Step 3: Team Brainstorming
This is the step that most people jump to when doing a SWOT analysis…the big group brainstorming session. However, as you can see, there is a lot of research and preparation required before getting to this step. Once you have completed all of the above research, plan a whole day for the group to get together and brainstorm your company’s strengths and weaknesses and discuss and identify its most pressing opportunities and threats.
- Ask everyone to have their lists of your company’s strengths and weaknesses prepared before the meeting.
- Bring printed copies of the market research findings for each member of the team.
- Top 5 Competitors Complete List of Strengths and Weaknesses (by competitor)
- Top 5 External Opportunities and Threats
- Bring brainstorming supplies:
- Whiteboard and markers
- Sticky notepad for each team member
- Sticky “dots” for voting
Identify a facilitator for the brainstorming session who does not participate. This ensures the facilitator doesn’t guide the discussion.

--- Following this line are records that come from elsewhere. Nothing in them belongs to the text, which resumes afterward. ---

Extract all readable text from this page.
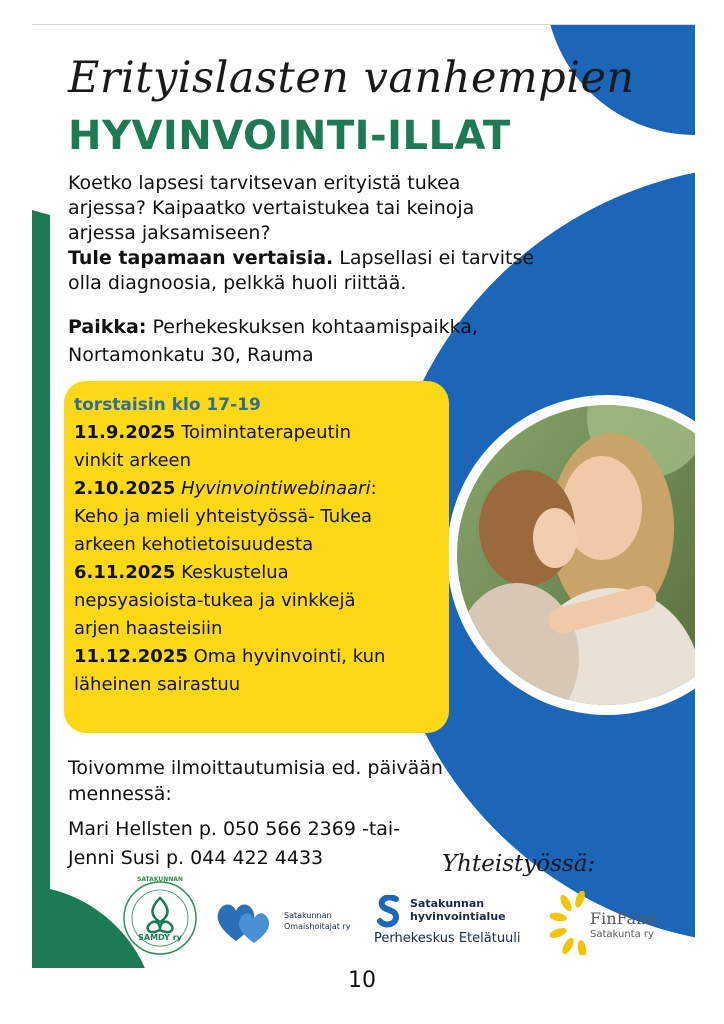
Erityislasten vanhempien
HYVINVOINTI-ILLAT
Koetko lapsesi tarvitsevan erityistä tukea
arjessa? Kaipaatko vertaistukea tai keinoja
arjessa jaksamiseen?
Tule tapamaan vertaisia. Lapsellasi ei tarvitse
olla diagnoosia, pelkkä huoli riittää.
Paikka: Perhekeskuksen kohtaamispaikka,
Nortamonkatu 30, Rauma
torstaisin klo 17-19
11.9.2025 Toimintaterapeutin
vinkit arkeen
2.10.2025 Hyvinvointiwebinaari:
Keho ja mieli yhteistyössä- Tukea
arkeen kehotietoisuudesta
6.11.2025 Keskustelua
nepsyasioista-tukea ja vinkkejä
arjen haasteisiin
11.12.2025 Oma hyvinvointi, kun
läheinen sairastuu
Toivomme ilmoittautumisia ed. päivään
mennessä:
Mari Hellsten p. 050 566 2369 -tai-
Jenni Susi p. 044 422 4433	Yhteistyössä:
SATAKUNNAN
SAMDY ry
Satakunnan
Omaishoitajat ry
Satakunnan
hyvinvointialue
Perhekeskus Etelätuuli
FinFami
Satakunta ry
10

It’s typically good to have an experienced third-party familiar with SWOT planning facilitate for your team so that the SWOT leader can participate.
- The facilitator asks each team member to individually come up with their top 3 to 5 strengths for your company and write each down on one of their sticky pads. Allow 5 or 10 minutes for everyone to do this on their own to avoid groupthink.

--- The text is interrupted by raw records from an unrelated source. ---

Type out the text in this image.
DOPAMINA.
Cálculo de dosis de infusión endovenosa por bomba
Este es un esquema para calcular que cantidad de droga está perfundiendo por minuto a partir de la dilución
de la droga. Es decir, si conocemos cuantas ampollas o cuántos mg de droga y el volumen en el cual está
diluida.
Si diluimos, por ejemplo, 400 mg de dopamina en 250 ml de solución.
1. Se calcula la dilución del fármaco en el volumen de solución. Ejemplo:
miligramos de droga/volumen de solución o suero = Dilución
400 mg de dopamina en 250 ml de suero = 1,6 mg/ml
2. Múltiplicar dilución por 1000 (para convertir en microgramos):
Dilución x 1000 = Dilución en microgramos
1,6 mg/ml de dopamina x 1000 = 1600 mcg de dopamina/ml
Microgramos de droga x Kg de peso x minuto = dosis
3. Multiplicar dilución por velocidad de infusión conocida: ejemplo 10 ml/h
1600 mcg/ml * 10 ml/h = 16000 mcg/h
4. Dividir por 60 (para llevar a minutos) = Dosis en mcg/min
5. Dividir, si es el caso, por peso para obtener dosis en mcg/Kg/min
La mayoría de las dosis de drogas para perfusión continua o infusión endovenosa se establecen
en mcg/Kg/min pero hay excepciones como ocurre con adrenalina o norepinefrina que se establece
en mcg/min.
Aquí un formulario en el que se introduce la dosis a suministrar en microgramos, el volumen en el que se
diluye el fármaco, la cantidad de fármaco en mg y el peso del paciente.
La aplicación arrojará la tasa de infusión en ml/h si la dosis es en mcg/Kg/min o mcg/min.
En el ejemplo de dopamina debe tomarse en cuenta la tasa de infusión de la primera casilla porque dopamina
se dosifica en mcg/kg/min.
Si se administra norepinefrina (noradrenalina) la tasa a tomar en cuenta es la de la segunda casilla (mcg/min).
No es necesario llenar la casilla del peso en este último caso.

- The facilitator asks each team member to come up and post their sticky notes to the whiteboard while explaining their choices. Group similar responses together.
- Allow time for group discussion to add any newly generated ideas.
- Repeat this process for weaknesses, opportunities, and threats.
- The facilitator should point out to the team that your competitors’ strengths are likely to be your threats while their weaknesses are your opportunities.
Rank and Refine
At this point, you should have a whiteboard filled with sticky notes of all the identified strengths, weaknesses, opportunities, and threats. Now it’s time to cull the list down and identify each category’s most important and impactful items.
- Eliminate duplicate or similar ideas by combining them into a single sticky note
- Provide each team member with five sticky dots (or some other voting mechanism) for each category. Then, ask team members to vote on their top 5 choices in each category.
- Identify the top 3 to 5 items from each category that have the most votes.
- Draw a SWOT diagram on the whiteboard with the top items from each category and discuss as a team. Make adjustments as necessary until the team collectively feels that the diagram captures a complete picture of the SWOT environment for your company. The SWOT Leader should be the deciding vote if the team can’t come to a consensus.
At this point, you have a completed SWOT analysis for your company based on in-depth market research. You can now use this SWOT analysis to inform your strategic planning process. For example, analyzing how your weaknesses overlay with your threats can help you diagnosis the primary challenge standing between your company and its goals. Similarly, understanding the relationship between your strengths and the opportunities available to your company could inform your guiding policy about how best to approach your challenges. By taking a methodical approach to understanding the internal and external realities with which you operate, you now have the proper foundation to construct an effective strategy.